Substrate Divergence in Aminoacyl-tRNA Biosynthesis

氨酰基-tRNA 生物合成中的底物差异

• 批准号: 7725512
• 负责人: TAMARA L HENDRICKSON
• 金额: --
• 依托单位: WAYNE STATE UNIVERSITY
• 依托单位国家: 美国
• 财政年份: 2005
• 资助国家: 美国
• 起止时间: 2005-03-01 至 2010-02-28
• 项目状态: 已结题
• 来源: https://reporter.nih.gov/project-details/7725512
• 关键词: Address; Amino Acids; Amino Acyl-tRNA Synthetases; Aminoacyl-tRNA Biosynthesis Pathway; Aminoacylation; Anabolism; Anti-Bacterial Agents; Archaea; Asparagine-Specific tRNA; Asparagine-tRNA ligase; Aspartate-tRNA Ligase; Aspartic Acid-Specific tRNA; Bacteria; Bacterial Genome; Categories; Complex; Condition; Cytoplasm; Discrimination; Enzymes; Escherichia coli; Eukaryota; Eukaryotic Cell; Evolution; Foundations; Genes; Genetic Code; Genome; Genomics; Glutamate-tRNA Ligase; Glutamic Acid-Specific tRNA; Glutamine; Glutamine-Specific tRNA; Glutamine-tRNA ligase; Goals; Helicobacter pylori; Human; In Vitro; LGLA; Ligase; Maps; Molecular; Organism; Pathogenicity; Pattern; Prokaryotic Cells; Proteins; Pylorus; Research Personnel; Role; Running; Saccharomyces cerevisiae; Specificity; Testing; Transfer RNA; Transfer RNA Aminoacylation; Translations; Variant; Work; aspartic acid-tRNA; fascinate; fitness; glutamic acid-tRNA; glutamine-tRNA; glutamyl-tRNA(Gln); improved; in vivo; insight; interest; mutant; novel; pathogen; pathogenic bacteria; programs; repair enzyme; repaired; research study

DESCRIPTION (provided by applicant): Aminoacyl-tRNA biosynthesis is fundamental to accurate translation of the genetic code.

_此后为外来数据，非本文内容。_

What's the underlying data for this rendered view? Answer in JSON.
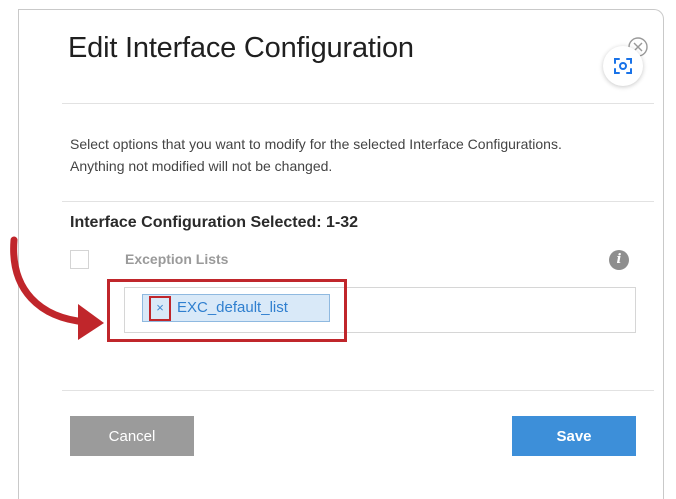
{
  "dialog": {
    "title": "Edit Interface Configuration",
    "description": "Select options that you want to modify for the selected Interface Configurations. Anything not modified will not be changed.",
    "selected_label": "Interface Configuration Selected: 1-32"
  },
  "exception_lists": {
    "label": "Exception Lists",
    "checked": false,
    "tags": [
      {
        "remove_glyph": "×",
        "value": "EXC_default_list"
      }
    ]
  },
  "buttons": {
    "cancel_label": "Cancel",
    "save_label": "Save"
  },
  "icons": {
    "close": "close-icon",
    "lens": "lens-scan-icon",
    "info": "info-icon",
    "info_glyph": "i",
    "arrow": "arrow-icon"
  },
  "colors": {
    "primary": "#3d8fd9",
    "secondary_button": "#9b9b9b",
    "annotation": "#c0262b",
    "tag_background": "#d9e9f8",
    "tag_text": "#2f7fcf"
  }
}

Not all aminoacyl-tRNA synthetases (the enzymes that biosynthesize the aminoacyl-tRNAs) exist in all organisms, raising important questions about accuracy in translation and evolution of the genetic code. This proposal focuses on glutaminyl-tRNA(Gln) biosynthesis in the human pathogenic bacterium Helicobacter pylori. H. pylori is missing the genes encoding glutaminyl- and asparaginyl-tRNA synthetases (GlnRS and AsnRS, respectively). Consequently, Gln-tRNA(Gln) and Asn-tRNA(Asn) are biosynthesized via misacylated tRNA intermediates [Glu-tRNA(Glu) and Asp-tRNA(Asn), respectively]. These AA-tRNAs are amidatively repaired by a Gin-dependent amidotransferase, Glu-Adt. The H. pylori genome also encodes two glutamyltRNA synthetase (GluRSl and GluRS2). GluRS2 is particularly interesting because it has lost the ability to aminoacylate its "cognate" tRNA(Glu) substrates and only biosynthesizes Glu-tRNA(Gln). The importance of accurate tRNA aminoacylation is absolute to bacterial viability and yet it is clear that different bacteria (H. pylori in particular) have adapted to use divergent tRNA aminoacylation mechanisms. How these different mechanisms contribute to bacterial fitness remains unclear. The major theme of this proposal is to characterize and test the accuracy mechanisms used by H. pylori in vitro and in vivo. These experiments will provide insight into bacterial adaptation and divergence in protein translation. The proposal is divided into three aims. The first will characterize the molecular mechanisms behind the unique tRNA specificity of GluRS2. The second will examine direct versus indirect tRNA aminoacylation in vivo in both H. pylori and in E. coli. The third aim will examine the tRNA selectivity of Glu-Adt, to begin to elucidate the mechanisms by which this enzyme selects its two distinct AA-tRNA substrates.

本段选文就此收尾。